By Keith Miles
The unveiling of the 4,000-square-foot addition of the Florida A&M University College of Agriculture and Food Sciences Veterinary Technology Complex in Quincy, Fla., Tuesday is the culmination of more than a decade of planning and growth and gives students the opportunity to gain hands on skills, officials said.
During a ribbon-cutting ceremony marking the unveiling of the facility, FAMU President Larry Robinson, Ph.D., said the expansion will make a difference beyond the boundaries of the Gadsden County complex.

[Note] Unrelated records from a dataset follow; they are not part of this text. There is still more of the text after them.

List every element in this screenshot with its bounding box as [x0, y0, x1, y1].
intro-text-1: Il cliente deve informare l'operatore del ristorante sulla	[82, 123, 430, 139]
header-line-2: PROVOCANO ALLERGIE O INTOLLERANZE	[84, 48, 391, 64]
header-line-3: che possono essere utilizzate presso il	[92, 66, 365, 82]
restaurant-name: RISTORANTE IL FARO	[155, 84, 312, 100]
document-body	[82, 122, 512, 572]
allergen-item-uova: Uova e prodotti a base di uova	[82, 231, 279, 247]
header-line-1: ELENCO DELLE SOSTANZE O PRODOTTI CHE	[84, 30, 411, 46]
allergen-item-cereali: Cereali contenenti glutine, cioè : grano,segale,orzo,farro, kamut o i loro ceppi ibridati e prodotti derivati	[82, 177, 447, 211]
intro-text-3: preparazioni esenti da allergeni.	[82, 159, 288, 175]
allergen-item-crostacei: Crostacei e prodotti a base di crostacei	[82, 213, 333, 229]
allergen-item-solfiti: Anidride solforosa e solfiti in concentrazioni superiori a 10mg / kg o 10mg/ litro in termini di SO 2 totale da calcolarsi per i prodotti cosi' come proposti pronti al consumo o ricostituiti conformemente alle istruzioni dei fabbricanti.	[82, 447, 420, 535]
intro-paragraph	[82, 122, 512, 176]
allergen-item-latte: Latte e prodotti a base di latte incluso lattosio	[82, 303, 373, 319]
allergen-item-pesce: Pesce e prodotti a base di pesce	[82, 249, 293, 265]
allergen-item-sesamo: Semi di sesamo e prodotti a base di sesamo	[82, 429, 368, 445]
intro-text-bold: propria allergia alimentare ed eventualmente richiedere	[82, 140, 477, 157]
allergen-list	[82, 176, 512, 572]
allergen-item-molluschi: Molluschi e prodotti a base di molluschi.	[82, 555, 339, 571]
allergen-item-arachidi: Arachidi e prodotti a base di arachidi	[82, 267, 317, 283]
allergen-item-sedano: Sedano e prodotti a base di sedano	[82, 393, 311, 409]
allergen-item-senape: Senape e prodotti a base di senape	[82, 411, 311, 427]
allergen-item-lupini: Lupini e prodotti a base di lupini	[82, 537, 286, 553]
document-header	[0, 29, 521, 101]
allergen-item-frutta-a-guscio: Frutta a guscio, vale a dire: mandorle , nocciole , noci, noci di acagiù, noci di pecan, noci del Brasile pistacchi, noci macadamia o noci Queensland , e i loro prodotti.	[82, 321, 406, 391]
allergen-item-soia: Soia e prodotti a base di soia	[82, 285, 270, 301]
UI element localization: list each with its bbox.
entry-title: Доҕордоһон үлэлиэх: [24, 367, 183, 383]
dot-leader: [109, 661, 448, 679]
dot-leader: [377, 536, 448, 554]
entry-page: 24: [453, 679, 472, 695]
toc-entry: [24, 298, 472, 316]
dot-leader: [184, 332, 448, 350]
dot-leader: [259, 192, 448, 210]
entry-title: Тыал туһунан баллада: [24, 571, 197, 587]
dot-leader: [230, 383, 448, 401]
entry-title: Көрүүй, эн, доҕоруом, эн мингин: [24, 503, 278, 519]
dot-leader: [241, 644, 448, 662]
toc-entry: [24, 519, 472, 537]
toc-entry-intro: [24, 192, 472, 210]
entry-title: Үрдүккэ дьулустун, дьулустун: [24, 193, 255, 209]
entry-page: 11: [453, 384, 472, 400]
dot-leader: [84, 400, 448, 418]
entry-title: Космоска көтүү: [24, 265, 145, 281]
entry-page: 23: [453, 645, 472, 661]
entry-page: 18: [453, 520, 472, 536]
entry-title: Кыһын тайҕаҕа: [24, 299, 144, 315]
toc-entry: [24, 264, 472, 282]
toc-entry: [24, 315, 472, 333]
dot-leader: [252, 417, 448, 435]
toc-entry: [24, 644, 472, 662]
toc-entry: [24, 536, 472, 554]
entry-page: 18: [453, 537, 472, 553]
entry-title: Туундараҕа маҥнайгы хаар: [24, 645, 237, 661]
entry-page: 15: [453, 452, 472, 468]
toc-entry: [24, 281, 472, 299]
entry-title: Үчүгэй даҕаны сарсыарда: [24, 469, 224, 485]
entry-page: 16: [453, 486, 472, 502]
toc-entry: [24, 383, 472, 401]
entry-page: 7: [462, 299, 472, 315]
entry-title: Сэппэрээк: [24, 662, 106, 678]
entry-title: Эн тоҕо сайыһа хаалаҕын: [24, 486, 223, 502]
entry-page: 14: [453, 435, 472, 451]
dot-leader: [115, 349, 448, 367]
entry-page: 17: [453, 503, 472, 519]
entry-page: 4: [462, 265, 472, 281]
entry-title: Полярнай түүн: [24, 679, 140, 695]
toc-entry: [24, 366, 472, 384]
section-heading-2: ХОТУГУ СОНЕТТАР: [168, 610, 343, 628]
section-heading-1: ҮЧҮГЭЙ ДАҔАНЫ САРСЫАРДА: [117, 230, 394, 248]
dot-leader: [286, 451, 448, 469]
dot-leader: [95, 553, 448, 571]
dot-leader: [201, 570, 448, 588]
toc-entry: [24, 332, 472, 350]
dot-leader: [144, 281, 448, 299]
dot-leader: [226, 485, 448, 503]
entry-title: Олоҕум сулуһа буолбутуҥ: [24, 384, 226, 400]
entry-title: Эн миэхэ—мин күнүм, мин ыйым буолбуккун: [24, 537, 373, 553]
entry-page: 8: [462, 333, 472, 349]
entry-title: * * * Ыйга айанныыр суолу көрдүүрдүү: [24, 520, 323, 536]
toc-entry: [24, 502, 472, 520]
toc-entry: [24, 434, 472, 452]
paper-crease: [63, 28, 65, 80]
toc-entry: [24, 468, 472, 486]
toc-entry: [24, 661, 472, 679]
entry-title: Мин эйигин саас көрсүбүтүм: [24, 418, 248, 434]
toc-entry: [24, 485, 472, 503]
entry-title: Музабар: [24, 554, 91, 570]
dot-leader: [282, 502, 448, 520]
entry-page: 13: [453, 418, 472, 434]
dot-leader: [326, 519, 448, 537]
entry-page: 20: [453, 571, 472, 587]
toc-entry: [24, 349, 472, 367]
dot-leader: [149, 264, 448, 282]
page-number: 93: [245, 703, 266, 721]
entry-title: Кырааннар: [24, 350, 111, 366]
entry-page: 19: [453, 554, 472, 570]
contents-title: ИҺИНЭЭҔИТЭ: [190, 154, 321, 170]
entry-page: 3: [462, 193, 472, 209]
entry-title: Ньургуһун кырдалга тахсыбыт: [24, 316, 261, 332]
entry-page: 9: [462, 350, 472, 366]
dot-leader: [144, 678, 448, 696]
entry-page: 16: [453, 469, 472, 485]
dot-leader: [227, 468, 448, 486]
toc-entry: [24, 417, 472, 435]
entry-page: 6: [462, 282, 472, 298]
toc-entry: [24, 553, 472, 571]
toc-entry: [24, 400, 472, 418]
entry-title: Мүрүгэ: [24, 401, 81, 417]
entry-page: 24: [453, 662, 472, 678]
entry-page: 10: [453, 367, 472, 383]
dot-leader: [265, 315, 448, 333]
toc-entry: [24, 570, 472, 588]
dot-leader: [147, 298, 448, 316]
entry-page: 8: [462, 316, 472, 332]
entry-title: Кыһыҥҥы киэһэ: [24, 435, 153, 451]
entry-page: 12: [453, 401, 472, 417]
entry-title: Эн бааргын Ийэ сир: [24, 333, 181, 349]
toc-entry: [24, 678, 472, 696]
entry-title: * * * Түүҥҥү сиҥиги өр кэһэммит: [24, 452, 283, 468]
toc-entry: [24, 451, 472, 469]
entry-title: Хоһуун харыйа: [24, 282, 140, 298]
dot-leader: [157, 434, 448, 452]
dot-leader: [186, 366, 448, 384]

“The program will have significant impact on the community,” said Robinson to the gathering of present and retired College of Agriculture and Food Sciences faculty and staff. “Students will go out into the world and do good work.”
Tiana Smith, a third-year vet tech student from Fort Lauderdale, Fla., hopes to be one of those who can make a difference. She said faculty members work closely with students and are very accessible.
“We’re like a family,” said Smith, who along with other students gets to work with goats, chickens, cows and pigs at the complex. “We’re very hands on,” she said.
The 4,000-square-foot addition was paid for with a $1 million grant from the U.S Department of Agriculture’s Facilities Program, according to College of Agriculture Dean Robert W. Taylor, Ph.D.
“We are looking to fulfill our mission to students and beyond,” Taylor told the midday gathering.
There are currently 40 students in the four-year Veterinary Technology Program, which enrolled its first students in 2009, said Director Dr. Glen Wright, DVM.
The larger facility allows students to do more hands-on learning and to work with live animals. There is also a large anatomy floor, an expanded prep room and an expanded surgery suite.
The complex can now house dogs and cats for a short period of time. That could mean expanded relationships with area animal rescue organizations and local veterinary hospitals, some of which were lauded for their support during the ceremony.